Chakvetadze a également battu Belenyuk au Golden Grand Prix Final en novembre, mais il a récemment perdu face à Lorincz 1-0 lors du Grand Prix d'Espagne en juillet.

Viktor LORINCZ (HUN), qui a remporté le bronze aux championnats du monde de 2013 et 2014, a commencé l'année doucement avec une septième place à Riga, mais a remporté le bronze en Pologne et a gagné en Espagne.

Dark Horse: Le médaillé d'argent au niveau mondial Rustam ASSAKALOV (UZB), 32 ans, a réalisé sa meilleure performance à Las Vegas en gagnant trois fois par tombé. En 2016, Asskalov a terminé cinquième au tournoi Poddubny en janvier et au tournoi Pytlasinski en juin.

Missing (Mishin) in Action: Le champion olympique de 2004 Alexej MISHIN (RUS), qui est toujours le favori des fans, 37 ans, a qualifié la Russie dans les poids moyens en battant le champion du monde de 2014 Melonin NOUMONVI (FRA)  et le vainqueur des U23 Denis KUDLA (GER) à Zrenjanin. Il a terminé deuxième derrière Chakvatadze, 23 ans, lors du tournoi russe national. Néanmoins, nous ne le verrons probablement pas à L'arène Carioca 2.

Lutte gréco-romaine, 130kg (19 inscriptions) -- Lieu: Carioca Arena 2, Barra Olympic Park -- Date: Lundi 15 août: 10:00-13:00 et 16:00-19:00

Co-Favoris: Mijain LOPEZ NUNEZ (CUB), 34 ans, a remporté l'or à Pékin en 2008 et à Londres en 2012, et est prêt à faire entrer son nom sur la liste des records s'il devient le troisième lutteur gréco-romaine à remporter trois médailles d'or olympiques.

Une victoire à Rio lui permettrait également de remporter un huitième titre mondial et le classerait No. 2 parmi les lutteurs gréco-romains aux Jeux Olympiques - derrière le grand Alexander KARELIN (RUS), qui a remporté trois médailles d'or olympique et neuf titres de championnats du monde.

Lopez a remporté son cinquième titre mondial en 2014 mais il lui a manqué un point pour battre Riza KAYAALP (TUR) en finale à 130 kg à Las Vegas. Kayaalp a remporté un pour passivité face à Lopez et a gagné le match 1-0.

C'était le second titre mondial pour Kayaalp, qui a également battu Lopez en 2011. Depuis 2009, le jeune homme de 19 ans a remporté deux médailles de bronze (2009, 2010), deux médailles d'argent (2013, 2014), et une médaille de bronze aux JO de 2012.
 

Challengers: Le médaillé de bronze au niveau mondial Alexander CHERNETSKI (UKR) n'a perdu qu'un seul match en 2016, en finale face à Kyaalp à Riga. Il a gagné au tournoi International d'Ukraine en février et au Trophee Milone en mai.

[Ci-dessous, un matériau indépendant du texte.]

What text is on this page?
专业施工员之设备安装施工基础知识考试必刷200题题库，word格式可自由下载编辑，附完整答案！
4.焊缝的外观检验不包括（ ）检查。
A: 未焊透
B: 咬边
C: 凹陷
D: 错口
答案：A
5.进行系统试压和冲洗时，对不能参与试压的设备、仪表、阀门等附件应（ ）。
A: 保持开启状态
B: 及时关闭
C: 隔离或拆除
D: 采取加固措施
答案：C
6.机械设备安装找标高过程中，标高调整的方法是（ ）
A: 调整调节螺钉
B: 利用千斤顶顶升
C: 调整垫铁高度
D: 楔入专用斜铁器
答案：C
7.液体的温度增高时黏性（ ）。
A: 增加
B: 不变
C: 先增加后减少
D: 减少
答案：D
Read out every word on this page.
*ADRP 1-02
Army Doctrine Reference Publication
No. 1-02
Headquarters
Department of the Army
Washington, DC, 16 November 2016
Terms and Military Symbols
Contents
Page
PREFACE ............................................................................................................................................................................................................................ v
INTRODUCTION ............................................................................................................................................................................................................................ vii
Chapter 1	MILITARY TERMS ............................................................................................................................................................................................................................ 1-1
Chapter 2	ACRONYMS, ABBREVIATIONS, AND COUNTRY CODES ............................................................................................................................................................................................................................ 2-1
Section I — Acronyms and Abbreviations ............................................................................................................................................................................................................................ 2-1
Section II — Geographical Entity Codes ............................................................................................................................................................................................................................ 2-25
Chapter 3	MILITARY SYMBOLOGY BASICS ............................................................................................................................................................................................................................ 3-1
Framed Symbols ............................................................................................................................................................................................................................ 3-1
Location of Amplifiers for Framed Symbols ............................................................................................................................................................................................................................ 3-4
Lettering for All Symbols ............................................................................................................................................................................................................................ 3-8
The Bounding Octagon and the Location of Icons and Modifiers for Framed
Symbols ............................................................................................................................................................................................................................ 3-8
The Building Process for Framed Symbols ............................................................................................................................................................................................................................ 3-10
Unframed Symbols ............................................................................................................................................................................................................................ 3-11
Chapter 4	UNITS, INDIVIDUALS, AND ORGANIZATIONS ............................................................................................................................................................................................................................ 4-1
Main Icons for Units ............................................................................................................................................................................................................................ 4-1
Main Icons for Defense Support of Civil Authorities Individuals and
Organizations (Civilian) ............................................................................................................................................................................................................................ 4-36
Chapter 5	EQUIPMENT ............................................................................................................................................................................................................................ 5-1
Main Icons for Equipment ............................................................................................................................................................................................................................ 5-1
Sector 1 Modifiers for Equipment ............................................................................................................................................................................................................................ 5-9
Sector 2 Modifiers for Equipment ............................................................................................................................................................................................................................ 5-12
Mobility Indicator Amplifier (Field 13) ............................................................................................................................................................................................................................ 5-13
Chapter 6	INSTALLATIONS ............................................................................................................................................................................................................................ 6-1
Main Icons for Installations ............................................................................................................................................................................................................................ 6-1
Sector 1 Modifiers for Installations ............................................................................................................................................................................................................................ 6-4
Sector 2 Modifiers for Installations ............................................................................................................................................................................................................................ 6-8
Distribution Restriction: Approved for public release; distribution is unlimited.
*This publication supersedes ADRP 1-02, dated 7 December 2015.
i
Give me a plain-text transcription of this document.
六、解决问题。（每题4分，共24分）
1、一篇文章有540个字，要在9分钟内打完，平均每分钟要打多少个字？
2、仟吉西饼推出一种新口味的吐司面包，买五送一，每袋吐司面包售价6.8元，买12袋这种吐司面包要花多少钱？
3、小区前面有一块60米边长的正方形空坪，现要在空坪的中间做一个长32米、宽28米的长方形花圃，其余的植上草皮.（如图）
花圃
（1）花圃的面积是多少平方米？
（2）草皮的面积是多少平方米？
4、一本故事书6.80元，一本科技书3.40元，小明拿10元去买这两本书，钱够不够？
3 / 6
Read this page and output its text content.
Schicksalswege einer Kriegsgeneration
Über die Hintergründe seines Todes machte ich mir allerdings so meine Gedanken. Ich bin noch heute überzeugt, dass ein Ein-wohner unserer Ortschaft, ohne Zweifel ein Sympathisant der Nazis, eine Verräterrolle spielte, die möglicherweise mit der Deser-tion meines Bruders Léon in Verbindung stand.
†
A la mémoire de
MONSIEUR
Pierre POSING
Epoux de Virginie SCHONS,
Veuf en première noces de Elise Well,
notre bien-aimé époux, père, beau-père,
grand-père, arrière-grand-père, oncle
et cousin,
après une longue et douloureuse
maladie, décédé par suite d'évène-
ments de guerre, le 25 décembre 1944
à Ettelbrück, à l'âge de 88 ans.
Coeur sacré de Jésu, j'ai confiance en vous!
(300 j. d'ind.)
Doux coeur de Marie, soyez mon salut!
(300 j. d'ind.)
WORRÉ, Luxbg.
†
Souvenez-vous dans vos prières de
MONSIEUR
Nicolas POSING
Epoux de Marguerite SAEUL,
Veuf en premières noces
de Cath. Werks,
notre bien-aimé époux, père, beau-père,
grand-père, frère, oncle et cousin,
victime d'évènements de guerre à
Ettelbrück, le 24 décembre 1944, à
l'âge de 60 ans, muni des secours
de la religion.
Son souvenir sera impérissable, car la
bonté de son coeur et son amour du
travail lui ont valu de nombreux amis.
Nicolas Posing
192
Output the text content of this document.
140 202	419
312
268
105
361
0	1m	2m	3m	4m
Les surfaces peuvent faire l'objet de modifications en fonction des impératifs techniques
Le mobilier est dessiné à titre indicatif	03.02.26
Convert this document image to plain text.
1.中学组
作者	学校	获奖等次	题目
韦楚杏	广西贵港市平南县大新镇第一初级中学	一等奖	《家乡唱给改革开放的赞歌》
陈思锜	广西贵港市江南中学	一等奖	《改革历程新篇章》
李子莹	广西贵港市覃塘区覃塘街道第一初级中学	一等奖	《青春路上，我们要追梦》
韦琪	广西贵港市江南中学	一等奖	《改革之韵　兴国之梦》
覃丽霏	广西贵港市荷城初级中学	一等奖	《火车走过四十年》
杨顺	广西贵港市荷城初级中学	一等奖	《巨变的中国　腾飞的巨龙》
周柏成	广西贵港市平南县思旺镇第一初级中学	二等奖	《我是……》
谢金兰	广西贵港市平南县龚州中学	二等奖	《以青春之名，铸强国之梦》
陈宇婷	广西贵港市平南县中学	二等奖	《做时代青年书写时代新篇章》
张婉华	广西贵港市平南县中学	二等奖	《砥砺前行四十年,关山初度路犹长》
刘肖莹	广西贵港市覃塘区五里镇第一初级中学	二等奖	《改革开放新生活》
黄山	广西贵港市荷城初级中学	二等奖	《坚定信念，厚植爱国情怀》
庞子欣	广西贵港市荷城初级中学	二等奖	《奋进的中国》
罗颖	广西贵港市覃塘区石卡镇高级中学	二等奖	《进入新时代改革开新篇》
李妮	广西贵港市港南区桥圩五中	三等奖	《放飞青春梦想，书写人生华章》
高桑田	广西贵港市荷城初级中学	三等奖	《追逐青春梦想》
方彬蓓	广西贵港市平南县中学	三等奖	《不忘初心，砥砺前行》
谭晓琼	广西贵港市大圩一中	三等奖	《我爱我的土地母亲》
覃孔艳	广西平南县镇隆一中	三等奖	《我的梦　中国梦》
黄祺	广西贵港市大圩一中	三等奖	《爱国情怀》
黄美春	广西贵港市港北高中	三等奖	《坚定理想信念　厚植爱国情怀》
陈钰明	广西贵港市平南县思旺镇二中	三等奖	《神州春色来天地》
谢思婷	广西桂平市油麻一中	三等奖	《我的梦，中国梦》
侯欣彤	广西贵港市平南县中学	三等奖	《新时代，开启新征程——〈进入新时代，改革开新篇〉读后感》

Le médaillé de bronze des JO de Londres Johan Magnus EUREN (SWE) est toujours en train de se remettre d'une blessure à la jambe qui l'a forcé au repos en 2015. Il a quand même réussi à remporter une médaille de bronze à Riga, ou il a perdu face à Kayaalp en demi-finale.

Dark Horses: Le double champion du monde Heiki NABI (EST) a remporté une médaille d'argent à Londres en 2012 en battant Euren 2-1 en demi-finale (0-1, 1-0, 1-0) avant de s'incliner face à Lopez 2-0 (2-0, 2-0), dans le système de match à trois période. Nabi a également remporté des titres mondiaux en 2006 et 2013, mais n'a pas brillé à Las Vegas.

 Le double champion du monde junior Sergey SEMENOV (RUS) prend la place du double médaillé de bronze Bilyal MAKHOV (RUS), le médaillé de bronze des JO de 2012 retournant à la lutte libre pour Rio. Le champion russe national Semenov a perdu 6-0 face à Lopez à Madrid.